Judith Hackitt head of the UK Health and Safety Executive, has recently been complaining about “the creeping culture of risk-aversion and fear of litigation” and the “jobsworths” responsible for its promotion. The HSE appears to be losing the battle. Below I set out a piece that I was asked to write for my local tenants and residents news letter and website – http://thebrunswick.org/ .
Brunswick Tenants, Residents and Leaseholders
Many of you (I’m told 370) will have received a letter from City Restoration seeking an appointment to “carry out safety works to your windows.”
The windows in question are the vertical opening ones. Those commissioning the work believe that there is a risk that they might blow open in a high wind, shatter, and shower those beneath with shards of glass.
The proposed solution is to apply safety film to the insides of the windows in question. Flats above the Renoir-Gap – that has many people walking and eating below – have already received the treatment. My flat received this treatment before I bought it and I can vouch for the fact that it is invisible – I didn’t know I had it.
Camden now proposes to apply the same “safety works” to all the other flats in the Brunswick on the grounds that any opening window could blow open, shatter and shower people below with glass. It would appear to be a very small risk. Very few people can be seen walking below these windows – and even fewer in conditions of storm and high winds. No statistics are available for the number that have blown open and shattered. But when I inquired what sort of risk assessment had been done to justify these “safety works” I was told that the works were justified by the judgment that “IT COULD HAPPEN”.
I have been reassured by the Camden officer responsible that the cost of the works will not appear on our service charge bills; the cost will be recovered from the Camden Housing Repairs Budget – which means that, if the same zero risk strategy is being pursued throughout Camden, we will pay for it through our Council Tax.
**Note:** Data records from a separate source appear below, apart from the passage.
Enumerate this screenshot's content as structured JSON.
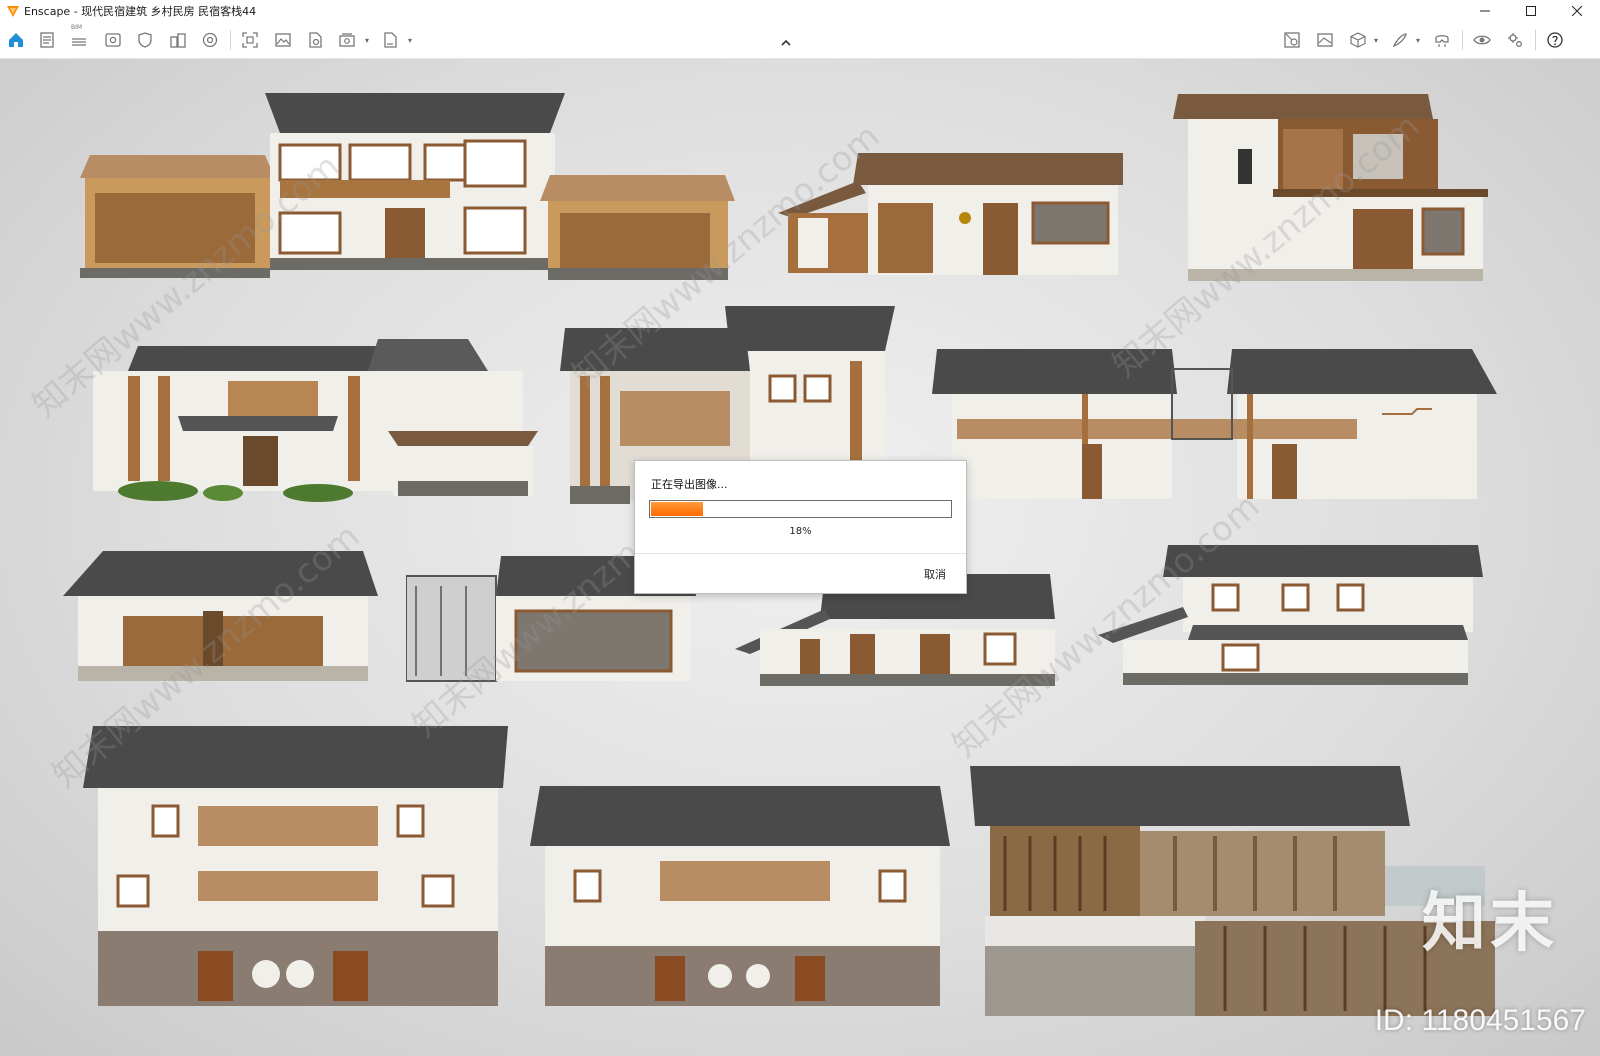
{
  "window": {
    "app_name": "Enscape",
    "separator": " - ",
    "file_title": "现代民宿建筑 乡村民房 民宿客栈44",
    "controls": [
      "minimize",
      "maximize",
      "close"
    ]
  },
  "toolbar": {
    "left_icons": [
      "home-icon",
      "document-icon",
      "bim-icon",
      "view-icon",
      "shield-icon",
      "buildings-icon",
      "sphere-icon",
      "screenshot-icon",
      "image-icon",
      "file-icon",
      "batch-render-icon",
      "export-exe-icon"
    ],
    "bim_label": "BIM",
    "collapse_icon": "chevron-up-icon",
    "right_icons": [
      "asset-library-icon",
      "visual-settings-icon",
      "cube-icon",
      "brush-icon",
      "vr-headset-icon",
      "eye-icon",
      "settings-icon",
      "help-icon"
    ]
  },
  "export_dialog": {
    "title": "正在导出图像...",
    "progress_percent": 18,
    "progress_label": "18%",
    "cancel_label": "取消",
    "accent": "#ff7a10"
  },
  "watermark": {
    "repeat_text": "知末网www.znzmo.com",
    "brand": "知末",
    "id_text": "ID: 1180451567"
  },
  "colors": {
    "roof_dark": "#4a4a4a",
    "wall_white": "#f1efea",
    "wood": "#8a5a32",
    "stone": "#6d6b66",
    "thatch": "#b98d64"
  }
}
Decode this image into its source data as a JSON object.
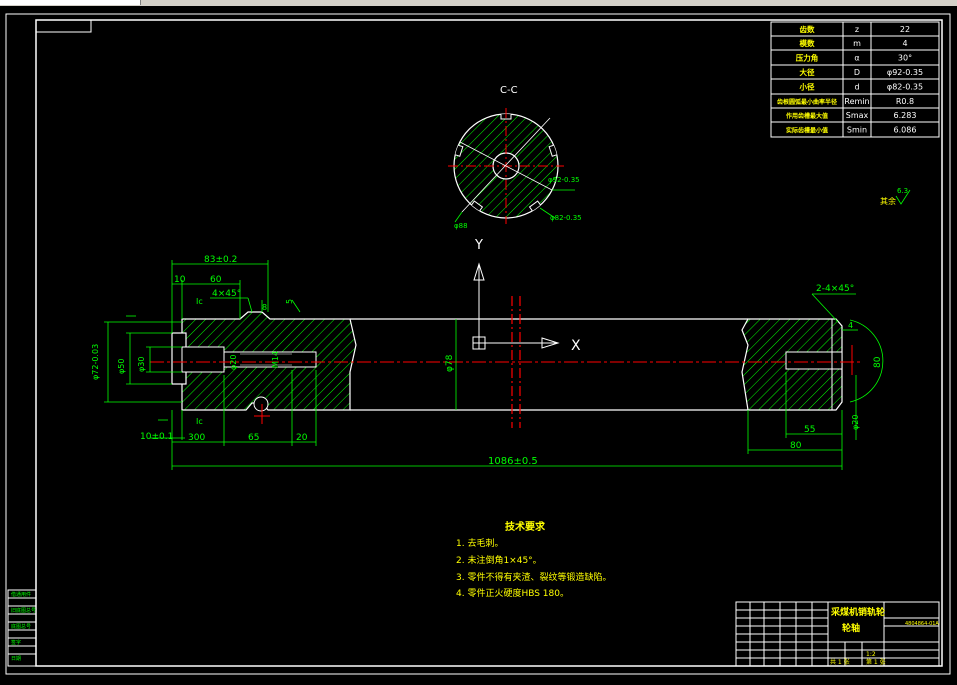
{
  "section_title": "C-C",
  "axes": {
    "y": "Y",
    "x": "X"
  },
  "params": [
    [
      "齿数",
      "z",
      "22"
    ],
    [
      "模数",
      "m",
      "4"
    ],
    [
      "压力角",
      "α",
      "30°"
    ],
    [
      "大径",
      "D",
      "φ92-0.35"
    ],
    [
      "小径",
      "d",
      "φ82-0.35"
    ],
    [
      "齿根圆弧最小曲率半径",
      "Remin",
      "R0.8"
    ],
    [
      "作用齿槽最大值",
      "Smax",
      "6.283"
    ],
    [
      "实际齿槽最小值",
      "Smin",
      "6.086"
    ]
  ],
  "dims": {
    "d83": "83±0.2",
    "d10": "10",
    "d60": "60",
    "d4x45": "4×45°",
    "d8": "8",
    "d5": "5",
    "phi72": "φ72-0.03",
    "phi50": "φ50",
    "phi30": "φ30",
    "phi20": "φ20",
    "m14": "M14",
    "phi78": "φ78",
    "d10b": "10±0.1",
    "d300": "300",
    "d65": "65",
    "d20": "20",
    "d1086": "1086±0.5",
    "d2x45": "2-4×45°",
    "d4": "4",
    "d80a": "80",
    "d55": "55",
    "d80b": "80",
    "phi20b": "φ20",
    "phi88": "φ88",
    "phi82": "φ82-0.35",
    "phi92": "φ92-0.35",
    "ic1": "Ic",
    "ic2": "Ic",
    "rough": "6.3",
    "rough_label": "其余"
  },
  "tech": {
    "title": "技术要求",
    "items": [
      "1.  去毛刺。",
      "2.  未注倒角1×45°。",
      "3.  零件不得有夹渣、裂纹等锻造缺陷。",
      "4.  零件正火硬度HBS 180。"
    ]
  },
  "titleblock": {
    "name1": "采煤机销轨轮",
    "name2": "轮轴",
    "code": "4804864-01A",
    "scale": "1:2",
    "sheets": "共 1 张",
    "sheet_no": "第 1 张"
  },
  "colors": {
    "frame": "#ffffff",
    "dim": "#00ff00",
    "hatch": "#00ff00",
    "text": "#ffff00",
    "center": "#ff0000"
  }
}
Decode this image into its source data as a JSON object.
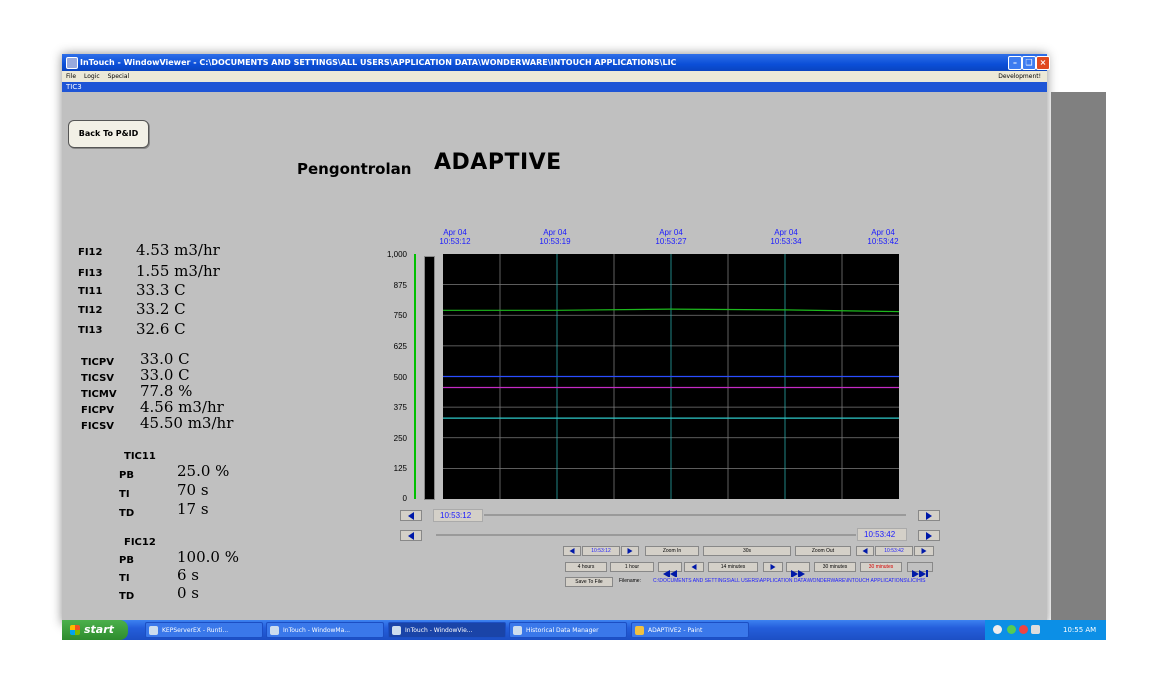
{
  "window": {
    "title": "InTouch - WindowViewer - C:\\DOCUMENTS AND SETTINGS\\ALL USERS\\APPLICATION DATA\\WONDERWARE\\INTOUCH APPLICATIONS\\LIC",
    "menu": [
      "File",
      "Logic",
      "Special"
    ],
    "development": "Development!",
    "subtitle": "TIC3"
  },
  "back_button": "Back To P&ID",
  "heading": {
    "prefix": "Pengontrolan",
    "mode": "ADAPTIVE"
  },
  "readings": [
    {
      "tag": "FI12",
      "value": "4.53 m3/hr"
    },
    {
      "tag": "FI13",
      "value": "1.55 m3/hr"
    },
    {
      "tag": "TI11",
      "value": "33.3 C"
    },
    {
      "tag": "TI12",
      "value": "33.2 C"
    },
    {
      "tag": "TI13",
      "value": "32.6 C"
    },
    {
      "tag": "TICPV",
      "value": "33.0 C"
    },
    {
      "tag": "TICSV",
      "value": "33.0 C"
    },
    {
      "tag": "TICMV",
      "value": "77.8 %"
    },
    {
      "tag": "FICPV",
      "value": "4.56 m3/hr"
    },
    {
      "tag": "FICSV",
      "value": "45.50 m3/hr"
    }
  ],
  "tic11": {
    "title": "TIC11",
    "params": [
      {
        "tag": "PB",
        "value": "25.0 %"
      },
      {
        "tag": "TI",
        "value": "70 s"
      },
      {
        "tag": "TD",
        "value": "17 s"
      }
    ]
  },
  "fic12": {
    "title": "FIC12",
    "params": [
      {
        "tag": "PB",
        "value": "100.0 %"
      },
      {
        "tag": "TI",
        "value": "6 s"
      },
      {
        "tag": "TD",
        "value": "0 s"
      }
    ]
  },
  "trend": {
    "time_labels": [
      {
        "date": "Apr 04",
        "time": "10:53:12"
      },
      {
        "date": "Apr 04",
        "time": "10:53:19"
      },
      {
        "date": "Apr 04",
        "time": "10:53:27"
      },
      {
        "date": "Apr 04",
        "time": "10:53:34"
      },
      {
        "date": "Apr 04",
        "time": "10:53:42"
      }
    ],
    "y_ticks": [
      "1,000",
      "875",
      "750",
      "625",
      "500",
      "375",
      "250",
      "125",
      "0"
    ],
    "start_time": "10:53:12",
    "end_time": "10:53:42",
    "controls": {
      "left_time": "10:53:12",
      "zoom_in": "Zoom In",
      "span": "30s",
      "zoom_out": "Zoom Out",
      "right_time": "10:53:42",
      "ranges_left": [
        "4 hours",
        "1 hour"
      ],
      "minutes_mid": "14 minutes",
      "ranges_right": [
        "30 minutes"
      ],
      "ranges_red": "30 minutes",
      "save": "Save To File",
      "filename_label": "Filename:",
      "filename": "C:\\DOCUMENTS AND SETTINGS\\ALL USERS\\APPLICATION DATA\\WONDERWARE\\INTOUCH APPLICATIONS\\LIC\\HIS"
    }
  },
  "chart_data": {
    "type": "line",
    "x": [
      "10:53:12",
      "10:53:19",
      "10:53:27",
      "10:53:34",
      "10:53:42"
    ],
    "ylim": [
      0,
      1000
    ],
    "grid": true,
    "series": [
      {
        "values": [
          770,
          770,
          775,
          772,
          765
        ],
        "color": "#1db81d"
      },
      {
        "values": [
          500,
          500,
          500,
          500,
          500
        ],
        "color": "#2a4dff"
      },
      {
        "values": [
          455,
          455,
          455,
          455,
          455
        ],
        "color": "#c42ac4"
      },
      {
        "values": [
          330,
          330,
          330,
          330,
          330
        ],
        "color": "#2ec7c7"
      }
    ]
  },
  "taskbar": {
    "start": "start",
    "items": [
      "KEPServerEX - Runti...",
      "InTouch - WindowMa...",
      "InTouch - WindowVie...",
      "Historical Data Manager",
      "ADAPTIVE2 - Paint"
    ],
    "clock": "10:55 AM"
  }
}
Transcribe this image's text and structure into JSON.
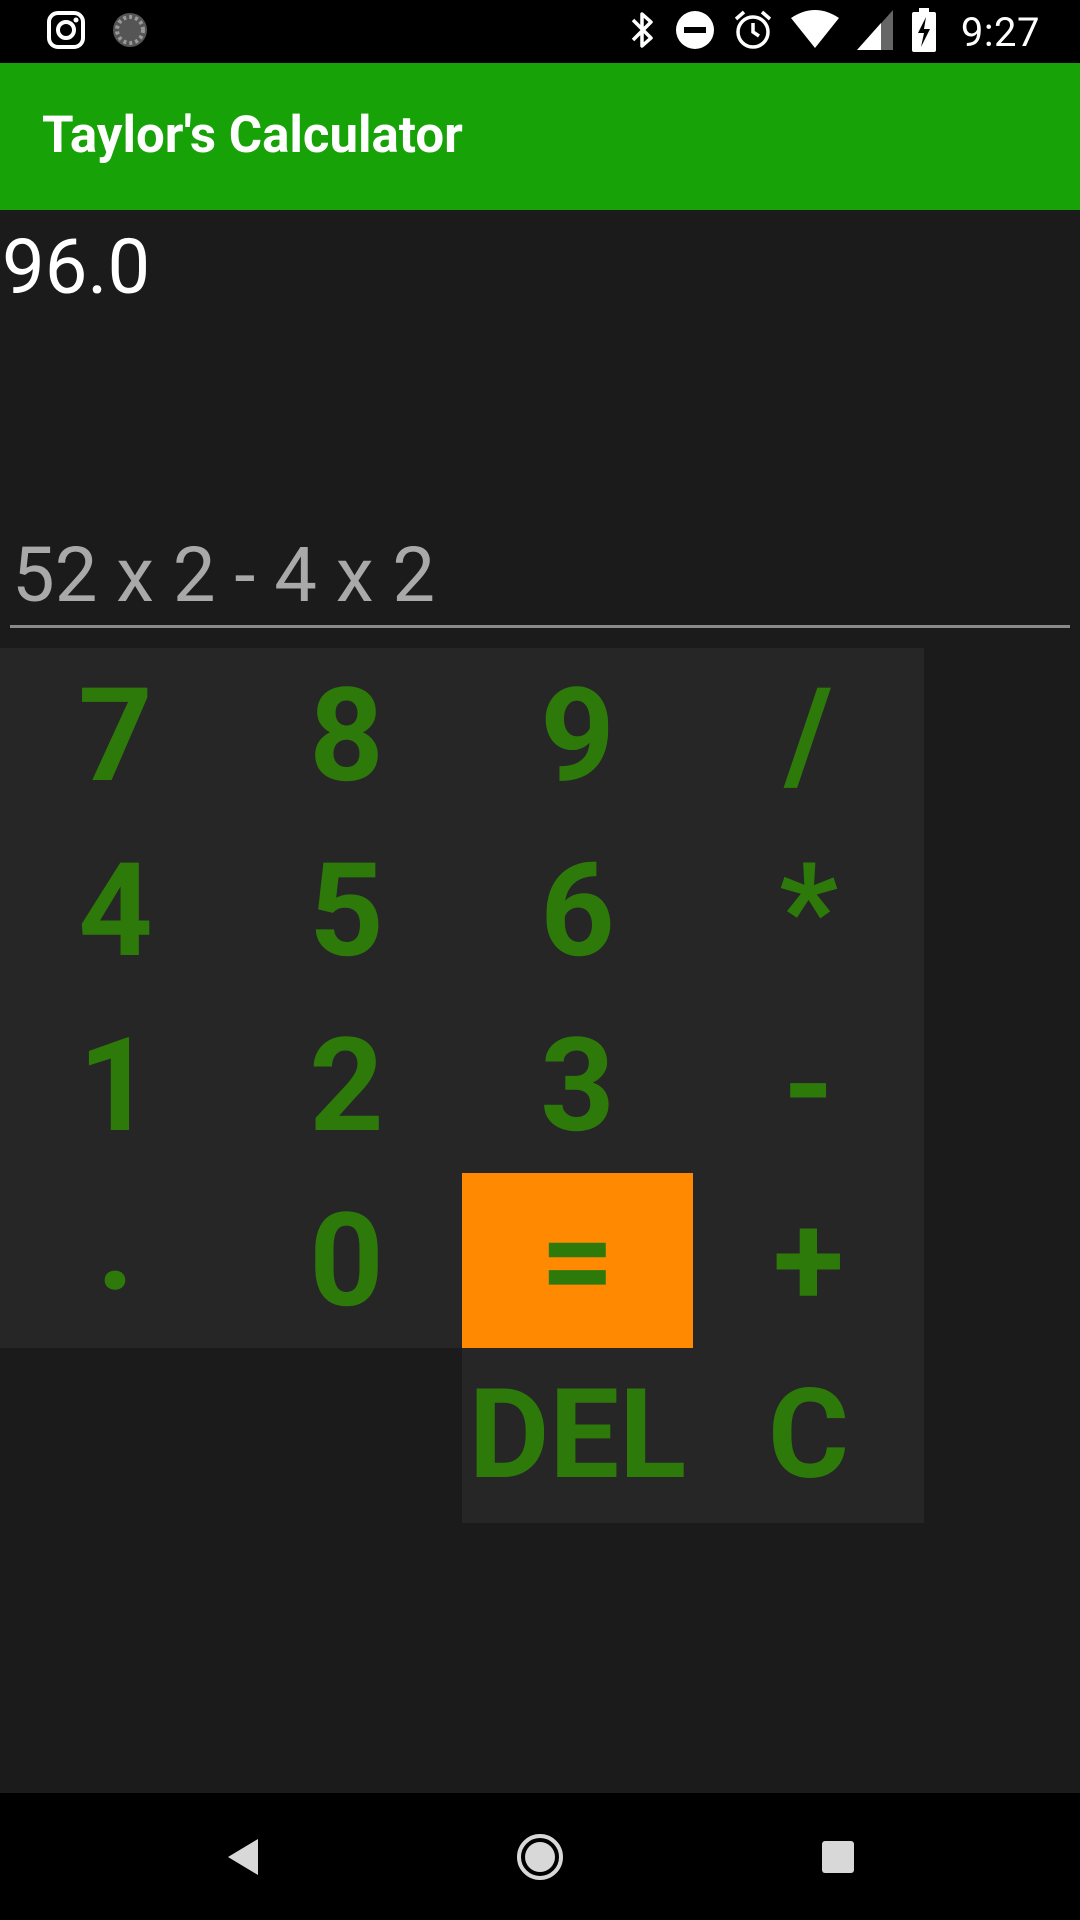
{
  "status_bar": {
    "time": "9:27",
    "left_icons": [
      "instagram-icon",
      "loading-icon"
    ],
    "right_icons": [
      "bluetooth-icon",
      "do-not-disturb-icon",
      "alarm-icon",
      "wifi-icon",
      "cell-signal-icon",
      "battery-charging-icon"
    ]
  },
  "app_bar": {
    "title": "Taylor's Calculator",
    "color": "#17a307"
  },
  "display": {
    "result": "96.0",
    "expression": "52 x 2 - 4 x 2"
  },
  "keypad": {
    "rows": [
      [
        "7",
        "8",
        "9",
        "/"
      ],
      [
        "4",
        "5",
        "6",
        "*"
      ],
      [
        "1",
        "2",
        "3",
        "-"
      ],
      [
        ".",
        "0",
        "=",
        "+"
      ]
    ],
    "extra": [
      "DEL",
      "C"
    ],
    "key_color": "#2d7a0a",
    "equals_color": "#ff8900"
  },
  "nav_bar": {
    "icons": [
      "back-icon",
      "home-icon",
      "recents-icon"
    ]
  }
}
For an extended version of this complaint please see my website at www.john-adams.co.uk .
The HSE provides some guidance
“HSE believes that an individual risk of death of one in a million per annum for both workers and the public corresponds to a very low level of risk and should be used as a guideline for the boundary between the broadly acceptable and tolerable regions.” (Reducing risks, protecting people http://www.hse.gov.uk/risk/theory/r2p2.htm).
It goes on “we live in an environment of appreciable risks of various kinds which contribute to a background level of risk – typically a risk of death of one in a hundred per year averaged over a lifetime. A residual risk of one in a million per year is extremely small when compared to this background level of risk. Indeed many activities which people are prepared to accept in their daily lives for the benefits they bring, for example, using gas and electricity, or engaging in air travel, entail or exceed such levels of residual risk.” Such risks, the HSE advises are “generally regarded as insignificant and adequately controlled.”
I looked up the numbers. The risk is already insignificant and adequately controlled. In England and Wales in the last year for which data are available 2 people died as a result of “contact with sharp glass” (Office of National Statistics, Mortality Statistics, Series DH2 no.32 Table 2.19). http://www.statistics.gov.uk/downloads/theme_health/Dh2_32/DH2_No32_2005.pdf
Spread over the population of England and Wales this represents an annual risk of 1 in 27 million, considerably less than the risk of being killed by lightening. But given the great variety of ways in which people might encounter sharp glass, in addition to being showered by a shattered window, it is highly probable that the actuarial risk of dying from the threat that Camden is now addressing is zero.
The fear of being found guilty of culpable negligence is one of the principal drivers of the creeping risk aversion denounced by Hackett. If something nasty could happen on your watch, and you might be held responsible, and you don’t have to pay for measures that reduce its likelihood, why take the chance, however minute the risk?
Those with an institutional responsibility for safety can always find one more thing that could happen. Their task is open ended. The above example of bureaucratic risk aversion is a small one of no great consequence – on its own. But it is endlessly repeated and wastes an enormous amount of money. Many things “could happen” – the precautionary principle allied to a vivid imagination can bankrupt any government.